His son, King Henry III, was at Newbury in the years 1222, 1223, 1226, and 1228, when, it appears, he lodged at an hostelry or guest-house then existing in the town, and apparently used for the lodging and entertainment of the Court when travelling or engaged in hunting expeditions in this neighbourhood. There is a record of an hostelry of this character in 1444, on the west side of Bartholomew Street, which belonged to Winchester College, and was used for the convenience of the students and others journeying between Wykeham's famous foundation at Winchester and New College, Oxford.
On Ash Wednesday 1248, a gathering took place in Newbury, which must have caused much excitement and interest amongst the quiet burghers of the town in those days, graced, as it seems to have been, by the presence of the King, Henry III. It was a great tournament in which young William de Valence, the King's half-brother, rashly tried his immature strength against his sturdy peers and, being overthrown more than once, was soundly beaten into the bargain "to teach him the first steps in knighthood."
These passages of arms were often productive of grave breaches of the peace, besides causing the death of a certain number of distinguished jousters occasionally, and they had fallen under the ban of the church, and been especially anathematized. But in spite of such condemnation, the King found reason to continue tournaments and there is no doubt that the custom was a very popular one. The ostensible object was to instruct the nobility in the management of their horses and lances. They also encouraged a military spirit and an emulation for martial glory in time of peace.
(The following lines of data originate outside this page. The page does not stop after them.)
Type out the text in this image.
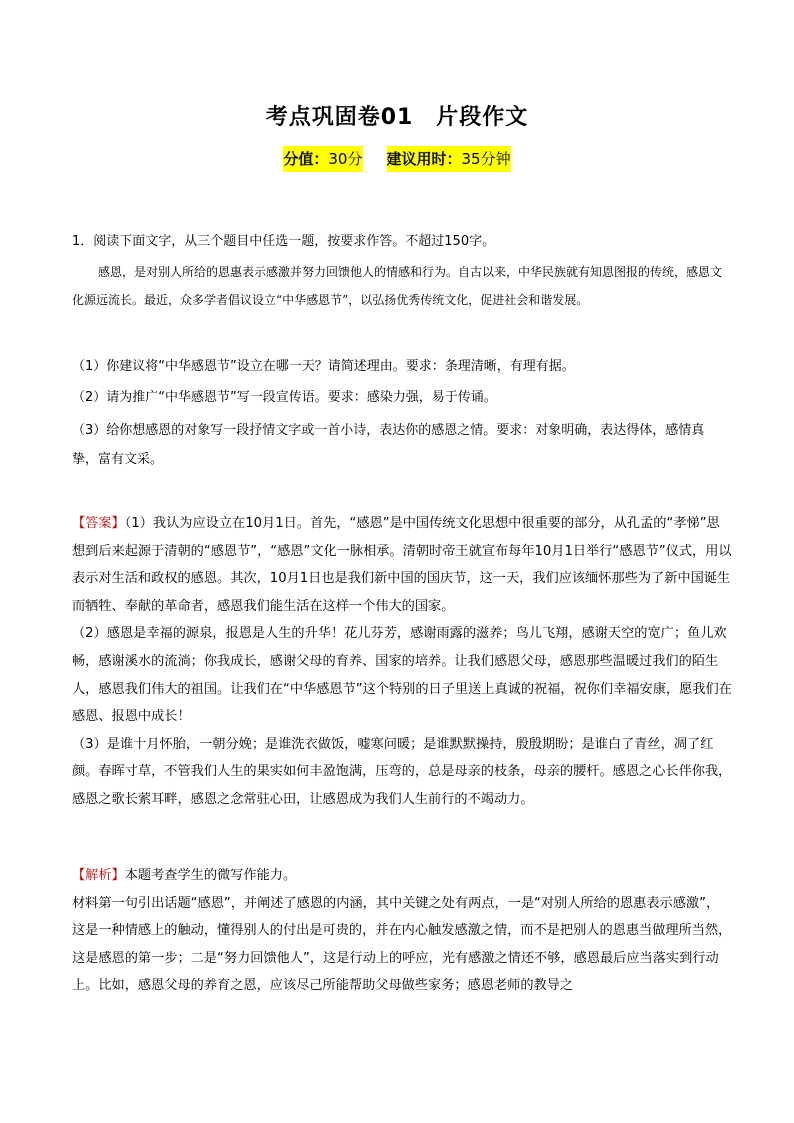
考点巩固卷01　片段作文
分值：30分 建议用时：35分钟

1．阅读下面文字，从三个题目中任选一题，按要求作答。不超过150字。

感恩，是对别人所给的恩惠表示感激并努力回馈他人的情感和行为。自古以来，中华民族就有知恩图报的传统，感恩文化源远流长。最近，众多学者倡议设立“中华感恩节”，以弘扬优秀传统文化，促进社会和谐发展。

（1）你建议将“中华感恩节”设立在哪一天？请简述理由。要求：条理清晰，有理有据。

（2）请为推广“中华感恩节”写一段宣传语。要求：感染力强，易于传诵。

（3）给你想感恩的对象写一段抒情文字或一首小诗，表达你的感恩之情。要求：对象明确，表达得体，感情真挚，富有文采。

【答案】（1）我认为应设立在10月1日。首先，“感恩”是中国传统文化思想中很重要的部分，从孔孟的“孝悌”思想到后来起源于清朝的“感恩节”，“感恩”文化一脉相承。清朝时帝王就宣布每年10月1日举行“感恩节”仪式，用以表示对生活和政权的感恩。其次，10月1日也是我们新中国的国庆节，这一天，我们应该缅怀那些为了新中国诞生而牺牲、奉献的革命者，感恩我们能生活在这样一个伟大的国家。

（2）感恩是幸福的源泉，报恩是人生的升华！花儿芬芳，感谢雨露的滋养；鸟儿飞翔，感谢天空的宽广；鱼儿欢畅，感谢溪水的流淌；你我成长，感谢父母的育养、国家的培养。让我们感恩父母，感恩那些温暖过我们的陌生人，感恩我们伟大的祖国。让我们在“中华感恩节”这个特别的日子里送上真诚的祝福，祝你们幸福安康，愿我们在感恩、报恩中成长！

（3）是谁十月怀胎，一朝分娩；是谁洗衣做饭，嘘寒问暖；是谁默默操持，殷殷期盼；是谁白了青丝，凋了红颜。春晖寸草，不管我们人生的果实如何丰盈饱满，压弯的，总是母亲的枝条，母亲的腰杆。感恩之心长伴你我，感恩之歌长萦耳畔，感恩之念常驻心田，让感恩成为我们人生前行的不竭动力。

【解析】本题考查学生的微写作能力。

材料第一句引出话题“感恩”，并阐述了感恩的内涵，其中关键之处有两点，一是“对别人所给的恩惠表示感激”，这是一种情感上的触动，懂得别人的付出是可贵的，并在内心触发感激之情，而不是把别人的恩惠当做理所当然，这是感恩的第一步；二是“努力回馈他人”，这是行动上的呼应，光有感激之情还不够，感恩最后应当落实到行动上。比如，感恩父母的养育之恩，应该尽己所能帮助父母做些家务；感恩老师的教导之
But a more cogent motive was, perhaps, to be found in the revenues which accrued to the King's private purse, what we would now call the ‘entrance fees’ being very heavy.
Two years after the tournament at Newbury, William de Valence received, at the King's hands, the nearby manor of Benham, hence called "Benham Valence," which keeps the name of this early owner green in the neighbourhood to this day.
There was another important assemblage at Newbury at the close of the same year, between the King's nobles and Richard, Earl of Gloucester, but the annalists do not record anything about the occasion.